Teachers have many things they like about teaching Gen Z. Educators who responded to the survey say Gen Z students are fun, have a good sense of humor, and keep them current on popular culture. These students are outspoken and are always ready to take in new information. Also, Gen Zers are tech savvy and bring fresh new perspectives.

Self-care, physical, and mental health are more valued among Gen Z and the workplace can benefit from this new type of worker. Gayseki says that these new attitudes will cause traditional managerial styles to adjust but it will ultimately improve the workplace.

However, Gen Z will require more coaching in how to interact on the phone and face to face as well as more computer training since they primarily use apps to interact and cloud-based tools such as Google Suite, explained Gayeski. Yet, Gen Z are “for the most part, flexible, efficient, empathetic, and goal-driven if they are presented with authentic challenges and can see that they are making a difference,” Gayeski added.

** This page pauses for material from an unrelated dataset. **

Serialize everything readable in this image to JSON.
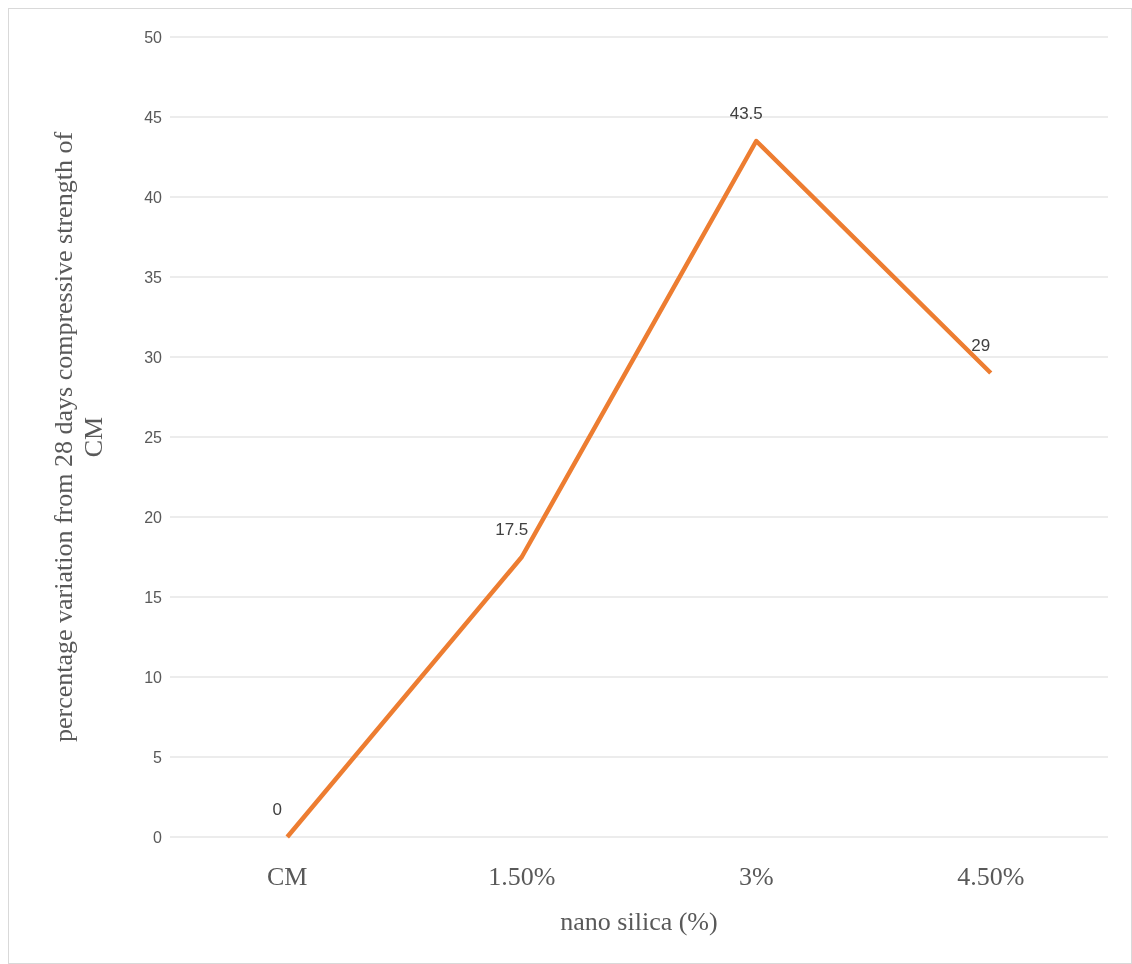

Survey respondents who did not consider their students very prepared to enter the working world believe that Gen Zers’ lack of preparation include 62% work ethic, 49% emotional intelligence, and 56% communication skills. Other comments include the lack of “general common sense” in addition to having been too sheltered and ill equipped with the perseverance to handle conflict with reason.

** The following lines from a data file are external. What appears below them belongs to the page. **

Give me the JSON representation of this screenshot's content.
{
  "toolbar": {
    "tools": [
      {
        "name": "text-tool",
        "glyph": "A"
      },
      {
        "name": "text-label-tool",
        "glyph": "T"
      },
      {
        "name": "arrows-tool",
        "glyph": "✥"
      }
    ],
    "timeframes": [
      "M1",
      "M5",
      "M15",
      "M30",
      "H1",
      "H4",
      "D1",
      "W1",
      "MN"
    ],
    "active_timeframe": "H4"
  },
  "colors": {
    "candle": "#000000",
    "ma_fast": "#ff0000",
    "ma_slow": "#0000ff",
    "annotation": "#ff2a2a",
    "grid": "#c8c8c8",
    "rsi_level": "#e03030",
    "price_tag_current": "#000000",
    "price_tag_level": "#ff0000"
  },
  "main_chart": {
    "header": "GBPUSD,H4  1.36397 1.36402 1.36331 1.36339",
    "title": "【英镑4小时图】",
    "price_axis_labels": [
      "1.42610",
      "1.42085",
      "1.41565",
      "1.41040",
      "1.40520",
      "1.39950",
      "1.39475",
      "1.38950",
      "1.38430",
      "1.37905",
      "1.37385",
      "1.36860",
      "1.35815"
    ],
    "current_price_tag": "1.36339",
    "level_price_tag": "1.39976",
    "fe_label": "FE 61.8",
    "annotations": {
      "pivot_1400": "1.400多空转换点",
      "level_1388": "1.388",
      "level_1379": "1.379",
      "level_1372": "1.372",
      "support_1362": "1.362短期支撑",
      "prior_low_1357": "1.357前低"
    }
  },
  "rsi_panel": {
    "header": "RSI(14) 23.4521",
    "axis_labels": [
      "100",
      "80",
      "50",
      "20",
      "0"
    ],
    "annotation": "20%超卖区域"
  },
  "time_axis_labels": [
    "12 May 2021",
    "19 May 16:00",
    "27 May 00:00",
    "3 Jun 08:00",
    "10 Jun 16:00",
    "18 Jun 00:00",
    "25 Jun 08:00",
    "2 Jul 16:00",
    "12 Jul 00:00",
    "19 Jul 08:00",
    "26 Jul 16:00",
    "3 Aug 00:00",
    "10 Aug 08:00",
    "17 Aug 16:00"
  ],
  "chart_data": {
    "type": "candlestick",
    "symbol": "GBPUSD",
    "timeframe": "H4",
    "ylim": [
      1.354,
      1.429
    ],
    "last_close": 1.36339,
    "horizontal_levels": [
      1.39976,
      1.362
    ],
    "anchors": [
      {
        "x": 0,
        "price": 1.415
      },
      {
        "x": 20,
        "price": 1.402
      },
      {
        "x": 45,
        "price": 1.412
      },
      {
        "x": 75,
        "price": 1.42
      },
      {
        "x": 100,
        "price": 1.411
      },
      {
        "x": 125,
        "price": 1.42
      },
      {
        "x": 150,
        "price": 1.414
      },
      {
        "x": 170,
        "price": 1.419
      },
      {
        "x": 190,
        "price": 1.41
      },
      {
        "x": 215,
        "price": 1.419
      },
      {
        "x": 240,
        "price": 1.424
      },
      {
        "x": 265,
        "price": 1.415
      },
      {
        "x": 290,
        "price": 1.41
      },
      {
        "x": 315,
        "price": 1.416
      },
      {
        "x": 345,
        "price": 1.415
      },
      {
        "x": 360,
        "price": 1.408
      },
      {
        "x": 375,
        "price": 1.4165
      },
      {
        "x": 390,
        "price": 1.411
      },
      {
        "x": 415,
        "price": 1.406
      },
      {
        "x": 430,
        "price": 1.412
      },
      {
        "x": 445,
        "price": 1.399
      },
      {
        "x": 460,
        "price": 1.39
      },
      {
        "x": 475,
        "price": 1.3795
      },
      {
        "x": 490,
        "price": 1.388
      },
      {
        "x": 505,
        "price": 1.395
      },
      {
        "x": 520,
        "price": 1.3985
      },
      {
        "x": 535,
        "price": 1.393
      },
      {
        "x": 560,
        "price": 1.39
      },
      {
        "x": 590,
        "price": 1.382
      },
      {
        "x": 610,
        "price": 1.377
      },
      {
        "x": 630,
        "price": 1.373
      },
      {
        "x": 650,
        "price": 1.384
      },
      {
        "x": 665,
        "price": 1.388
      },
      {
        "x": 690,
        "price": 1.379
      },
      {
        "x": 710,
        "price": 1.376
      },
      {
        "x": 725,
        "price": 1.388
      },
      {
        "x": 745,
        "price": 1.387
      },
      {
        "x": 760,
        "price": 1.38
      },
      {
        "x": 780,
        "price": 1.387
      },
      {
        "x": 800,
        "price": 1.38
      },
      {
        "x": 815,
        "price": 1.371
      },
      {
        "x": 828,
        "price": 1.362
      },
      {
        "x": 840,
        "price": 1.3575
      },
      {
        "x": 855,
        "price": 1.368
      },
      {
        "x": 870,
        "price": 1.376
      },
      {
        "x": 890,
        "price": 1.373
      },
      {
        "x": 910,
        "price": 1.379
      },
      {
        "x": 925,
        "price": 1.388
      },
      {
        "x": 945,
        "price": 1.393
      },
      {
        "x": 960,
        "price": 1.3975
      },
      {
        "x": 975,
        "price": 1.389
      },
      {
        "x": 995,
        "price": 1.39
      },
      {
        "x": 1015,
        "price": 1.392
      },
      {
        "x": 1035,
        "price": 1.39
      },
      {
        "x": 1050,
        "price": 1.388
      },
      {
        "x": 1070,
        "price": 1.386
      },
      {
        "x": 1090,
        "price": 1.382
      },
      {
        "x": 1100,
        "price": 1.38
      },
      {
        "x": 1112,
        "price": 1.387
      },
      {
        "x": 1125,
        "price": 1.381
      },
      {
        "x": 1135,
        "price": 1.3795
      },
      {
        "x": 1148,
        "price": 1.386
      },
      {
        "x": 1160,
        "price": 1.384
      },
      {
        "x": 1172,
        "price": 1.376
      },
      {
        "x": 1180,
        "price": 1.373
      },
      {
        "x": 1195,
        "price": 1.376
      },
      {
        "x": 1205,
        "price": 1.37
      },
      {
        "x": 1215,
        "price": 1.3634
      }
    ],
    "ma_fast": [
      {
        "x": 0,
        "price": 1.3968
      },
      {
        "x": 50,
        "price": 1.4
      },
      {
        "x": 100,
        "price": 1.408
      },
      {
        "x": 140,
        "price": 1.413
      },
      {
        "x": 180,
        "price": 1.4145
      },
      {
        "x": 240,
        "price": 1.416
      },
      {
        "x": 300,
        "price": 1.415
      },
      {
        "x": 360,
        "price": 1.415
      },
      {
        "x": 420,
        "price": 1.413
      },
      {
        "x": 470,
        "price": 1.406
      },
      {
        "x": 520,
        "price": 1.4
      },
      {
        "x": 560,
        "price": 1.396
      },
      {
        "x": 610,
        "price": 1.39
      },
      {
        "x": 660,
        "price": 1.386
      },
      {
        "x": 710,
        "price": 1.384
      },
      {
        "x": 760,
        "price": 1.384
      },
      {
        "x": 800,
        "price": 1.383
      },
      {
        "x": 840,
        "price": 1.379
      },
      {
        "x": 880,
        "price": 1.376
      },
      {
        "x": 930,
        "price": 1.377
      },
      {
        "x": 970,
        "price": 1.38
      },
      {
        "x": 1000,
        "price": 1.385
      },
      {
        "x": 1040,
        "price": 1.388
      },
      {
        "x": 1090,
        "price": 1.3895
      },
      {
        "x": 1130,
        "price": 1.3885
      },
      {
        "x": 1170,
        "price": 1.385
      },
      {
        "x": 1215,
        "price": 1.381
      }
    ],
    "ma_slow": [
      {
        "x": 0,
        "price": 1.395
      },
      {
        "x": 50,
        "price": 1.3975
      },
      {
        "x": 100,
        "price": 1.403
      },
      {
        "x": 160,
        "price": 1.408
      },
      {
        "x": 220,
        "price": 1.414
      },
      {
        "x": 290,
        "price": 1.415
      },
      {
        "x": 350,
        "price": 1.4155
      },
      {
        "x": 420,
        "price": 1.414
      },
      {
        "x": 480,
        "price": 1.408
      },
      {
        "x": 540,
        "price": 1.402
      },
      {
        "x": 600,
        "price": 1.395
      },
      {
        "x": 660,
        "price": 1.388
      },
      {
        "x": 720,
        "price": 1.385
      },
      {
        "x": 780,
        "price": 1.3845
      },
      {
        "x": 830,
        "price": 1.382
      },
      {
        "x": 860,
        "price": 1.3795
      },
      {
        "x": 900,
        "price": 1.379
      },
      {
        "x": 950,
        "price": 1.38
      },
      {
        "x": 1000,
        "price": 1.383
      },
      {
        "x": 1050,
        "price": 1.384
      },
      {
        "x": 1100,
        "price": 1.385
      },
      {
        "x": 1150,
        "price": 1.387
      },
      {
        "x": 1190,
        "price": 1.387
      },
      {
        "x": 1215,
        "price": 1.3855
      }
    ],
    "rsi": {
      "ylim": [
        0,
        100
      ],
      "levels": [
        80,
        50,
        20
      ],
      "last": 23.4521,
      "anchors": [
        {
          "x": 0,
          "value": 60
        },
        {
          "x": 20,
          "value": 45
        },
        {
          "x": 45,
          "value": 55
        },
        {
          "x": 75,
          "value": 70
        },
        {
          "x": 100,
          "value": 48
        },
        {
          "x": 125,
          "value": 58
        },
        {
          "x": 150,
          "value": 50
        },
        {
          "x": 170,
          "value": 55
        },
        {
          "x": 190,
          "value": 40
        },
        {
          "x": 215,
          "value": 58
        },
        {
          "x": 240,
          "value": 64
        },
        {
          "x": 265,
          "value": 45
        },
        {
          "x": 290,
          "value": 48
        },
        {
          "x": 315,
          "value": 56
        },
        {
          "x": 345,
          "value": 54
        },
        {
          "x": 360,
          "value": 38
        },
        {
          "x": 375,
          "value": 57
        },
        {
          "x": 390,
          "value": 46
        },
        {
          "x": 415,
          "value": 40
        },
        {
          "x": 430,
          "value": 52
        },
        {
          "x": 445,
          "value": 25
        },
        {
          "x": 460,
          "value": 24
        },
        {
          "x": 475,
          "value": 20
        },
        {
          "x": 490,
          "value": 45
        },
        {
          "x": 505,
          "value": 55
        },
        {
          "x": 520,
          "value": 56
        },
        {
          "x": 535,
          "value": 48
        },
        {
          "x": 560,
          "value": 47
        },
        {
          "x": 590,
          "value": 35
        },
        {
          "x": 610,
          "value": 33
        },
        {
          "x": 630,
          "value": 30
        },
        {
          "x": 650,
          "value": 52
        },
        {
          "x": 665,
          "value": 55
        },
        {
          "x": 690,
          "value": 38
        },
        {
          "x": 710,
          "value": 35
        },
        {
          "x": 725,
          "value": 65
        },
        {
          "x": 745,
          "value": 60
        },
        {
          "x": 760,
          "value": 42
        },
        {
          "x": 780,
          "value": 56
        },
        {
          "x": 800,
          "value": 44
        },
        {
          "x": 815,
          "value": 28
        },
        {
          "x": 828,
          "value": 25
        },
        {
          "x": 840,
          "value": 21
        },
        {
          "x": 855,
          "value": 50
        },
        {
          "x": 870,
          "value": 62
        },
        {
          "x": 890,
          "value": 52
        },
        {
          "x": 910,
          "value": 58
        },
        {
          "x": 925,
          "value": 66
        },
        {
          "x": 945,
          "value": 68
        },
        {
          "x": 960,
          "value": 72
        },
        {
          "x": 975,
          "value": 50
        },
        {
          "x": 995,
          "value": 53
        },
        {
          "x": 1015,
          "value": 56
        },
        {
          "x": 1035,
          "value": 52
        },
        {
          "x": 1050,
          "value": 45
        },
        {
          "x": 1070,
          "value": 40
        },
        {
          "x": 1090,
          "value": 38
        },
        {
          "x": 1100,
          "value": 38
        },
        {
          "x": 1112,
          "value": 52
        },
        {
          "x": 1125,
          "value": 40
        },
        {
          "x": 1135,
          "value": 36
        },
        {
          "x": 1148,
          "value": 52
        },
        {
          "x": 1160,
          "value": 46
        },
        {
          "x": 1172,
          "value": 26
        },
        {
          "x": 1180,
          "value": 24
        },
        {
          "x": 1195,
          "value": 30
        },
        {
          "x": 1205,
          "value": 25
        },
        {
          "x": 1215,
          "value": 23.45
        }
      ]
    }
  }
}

Gen Z is likely to introduce a new wave in what the work-life balance looks like. Traditional concepts of the workforce such as working 9 to 5, playing your position, company loyalty for 20 to 40 years, and retiring are not the concepts Gen Z ascribe to. This new worker combats traditions by choosing employment that is meaningful, maintaining self-care, and not being afraid to shift career paths at any moment.

Gen Z students will need to improve their social skills, computer skills, and their ability to cope with adversity. However, their spirit, passion, and mindfulness bring with it a hopefulness that will change the dynamics of the workforce for the better.